Mother's Plight in Georgia

  Mother's predicament in America was more complex than my father's, although he also certainly also had a difficult life.  Somehow she received an American name, Grace, which proved to be a good choice as she always presented a serene presence to outsiders even as she endured the mental and physical demands of being the only Chinese woman in her community. She barely knew how to speak or understand the English language and has little chance to learn for her first 20 years here. Somehow she acquired knowledge that was essential for surviving in a foreign, if not also hostile, environment. She had to be resourceful and strong enough to adapt to the Southern way of life, help father earn a living, and bring up four children.


To achieve these goals, she relied heavily of what she learned by observing how other people behaved. She noticed how the successful differed from the failures in how they behaved. For example, a wealthy white man, Mr. Hooks, who owed the Lanier Hotel up the street from our laundry, would sometimes offer chewing gum to me and my siblings if he saw us in front of the laundry. He would take a stick of Wrigley gum, tear it in half and give only that much to each of us. Mother would make a lesson for life out of this incident. She pointed out that even a wealthy man such as Mr. Hooks was thrifty. She argued that if, instead, he gave each of us a full stick of gum, he certainly would not be likely to become rich.

         

Coming to this country as poor and uneducated immigrants, coupled with the ordeal of living through the Great Depression of the mid 1930s contributed to mother's high need for financial security. Accumulating money for security could be achieved by being very on the one hand, while on the other, avariciously and aggressively thinking of ways to make more money. Lacking much formal education and advanced technical skills, there was little opportunity to secure higher income through a business or occupation. She realized that the future of their children depended on opening the door through education to a more secure life.

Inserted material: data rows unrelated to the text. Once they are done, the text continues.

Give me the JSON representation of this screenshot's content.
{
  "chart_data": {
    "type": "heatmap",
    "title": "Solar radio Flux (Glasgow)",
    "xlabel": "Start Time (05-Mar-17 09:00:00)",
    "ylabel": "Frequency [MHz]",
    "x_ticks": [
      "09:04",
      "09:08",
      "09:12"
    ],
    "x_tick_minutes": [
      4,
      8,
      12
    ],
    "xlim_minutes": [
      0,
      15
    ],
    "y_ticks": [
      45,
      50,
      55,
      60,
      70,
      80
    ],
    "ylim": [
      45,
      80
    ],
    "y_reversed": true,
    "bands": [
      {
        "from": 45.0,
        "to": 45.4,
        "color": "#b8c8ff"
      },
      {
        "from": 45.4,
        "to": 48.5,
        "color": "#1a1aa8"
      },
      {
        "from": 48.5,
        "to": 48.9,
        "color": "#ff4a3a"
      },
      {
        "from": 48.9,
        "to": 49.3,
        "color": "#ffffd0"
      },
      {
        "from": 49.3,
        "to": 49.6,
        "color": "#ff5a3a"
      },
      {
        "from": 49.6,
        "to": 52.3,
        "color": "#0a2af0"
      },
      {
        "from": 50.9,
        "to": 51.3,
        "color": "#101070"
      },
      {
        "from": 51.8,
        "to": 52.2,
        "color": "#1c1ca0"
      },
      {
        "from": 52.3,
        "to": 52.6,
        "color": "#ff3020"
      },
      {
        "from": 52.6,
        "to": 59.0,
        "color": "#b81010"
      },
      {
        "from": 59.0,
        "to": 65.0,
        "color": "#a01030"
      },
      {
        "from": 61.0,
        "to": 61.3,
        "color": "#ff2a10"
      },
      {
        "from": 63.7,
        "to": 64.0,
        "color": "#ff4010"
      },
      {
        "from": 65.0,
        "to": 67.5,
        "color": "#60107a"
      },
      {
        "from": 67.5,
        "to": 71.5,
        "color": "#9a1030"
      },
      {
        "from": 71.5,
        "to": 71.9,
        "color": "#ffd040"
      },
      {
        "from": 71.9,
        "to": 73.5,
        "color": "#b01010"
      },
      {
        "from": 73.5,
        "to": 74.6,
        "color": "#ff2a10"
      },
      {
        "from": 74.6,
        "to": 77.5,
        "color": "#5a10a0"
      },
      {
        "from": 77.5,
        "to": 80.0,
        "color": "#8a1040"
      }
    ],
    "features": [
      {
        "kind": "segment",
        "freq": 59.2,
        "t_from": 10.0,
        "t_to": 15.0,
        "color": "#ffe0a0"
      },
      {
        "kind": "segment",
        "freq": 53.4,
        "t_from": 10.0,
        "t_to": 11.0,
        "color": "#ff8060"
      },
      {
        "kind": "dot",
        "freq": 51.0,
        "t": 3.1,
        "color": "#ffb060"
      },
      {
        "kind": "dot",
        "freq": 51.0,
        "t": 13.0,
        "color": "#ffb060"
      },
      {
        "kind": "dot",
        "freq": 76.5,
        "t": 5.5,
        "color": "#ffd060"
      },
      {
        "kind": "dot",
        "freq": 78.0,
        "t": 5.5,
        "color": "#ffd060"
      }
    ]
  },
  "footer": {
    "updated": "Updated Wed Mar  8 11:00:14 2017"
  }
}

Moving The Family to San Francisco

Mother did complain often, perhaps too much, about her lot in life to her children, but what else could she do?  She maintained her Chinese identity and tried to instill Chinese values and beliefs in her children, even though she could see that they often resisted in preference to American customs.   When the future well being of the family was placed firmly on her shoulders and she had to relocate the family to San Francisco, she did not flinch or show the slightest hesitancy.  Considering that up until then she had never had any authority or opportunity to make major family decisions, it was all the more remarkable that she succeeded in finding a new life for herself and her family in San Francisco.  While Father remained for several years in Georgia running our laundry by himself to support us, mother acquired and almost single-handedly operated a laundromat in the store below the San Francisco flat where we lived.

 

 

      Faith and confidence in her own ability to survive is not something she lacked, as exemplified by her approach to health issues.  She told numerous stories of occasions where she either figured out by trial and error or intuition how to remedy her problems herself, sometimes doing things that ran counter to what doctors had recommended.  Often her advice may have been based in superstitions, coincidences, or luck, but she firmly embraced them.  She repeatedly advised us to be careful about what doctors recommend in treating illnesses.
       Mother?s intrepid plunge headlong into stock and option investing late in her life following fathers death was in marked contrast to her meek and timid style of dealing with racial discrimination.  She did not believe in confronting hostile persons, preferring to retreat to safer positions.  Financial risk taking, however, was a different type of situation.  She felt that undue caution here would not be profitable, and that one needed to be aggressive to succeed financially.  She felt that even without a formal education or English fluency she might be able to parlay a sum of cash into a larger amount by skillful or lucky investments.

 



        From being a young uneducated girl in rural China who came to America through an arranged marriage to becoming a successful stock investor is truly a remarkable story.  Her life is a testament to how much a person can achieve despite considerable obstacles such as racism, lack of literacy, and poverty.  Her dogged determination, strong commitment to family, and survival skills enabled her to transcend these impediments.
       Mother was in every sense of the term, a survivor. She dealt with cultural, social, economic, marital, family, and health obstacles head on. She was fatalistic; yet she also believed that when adversity strikes you must try to do what you have to do to survive. Mother was an amazing woman, one who also displayed amazing grace. The gentle and quiet exterior that she displayed when she dealt with others hid the torment, hardship, and pain she felt inside and expressed only to her children in private.  She had an unselfish and sacrificing side where she placed the well-being of her children above her own needs, as if she believed her function in life was to always protect and guide her children.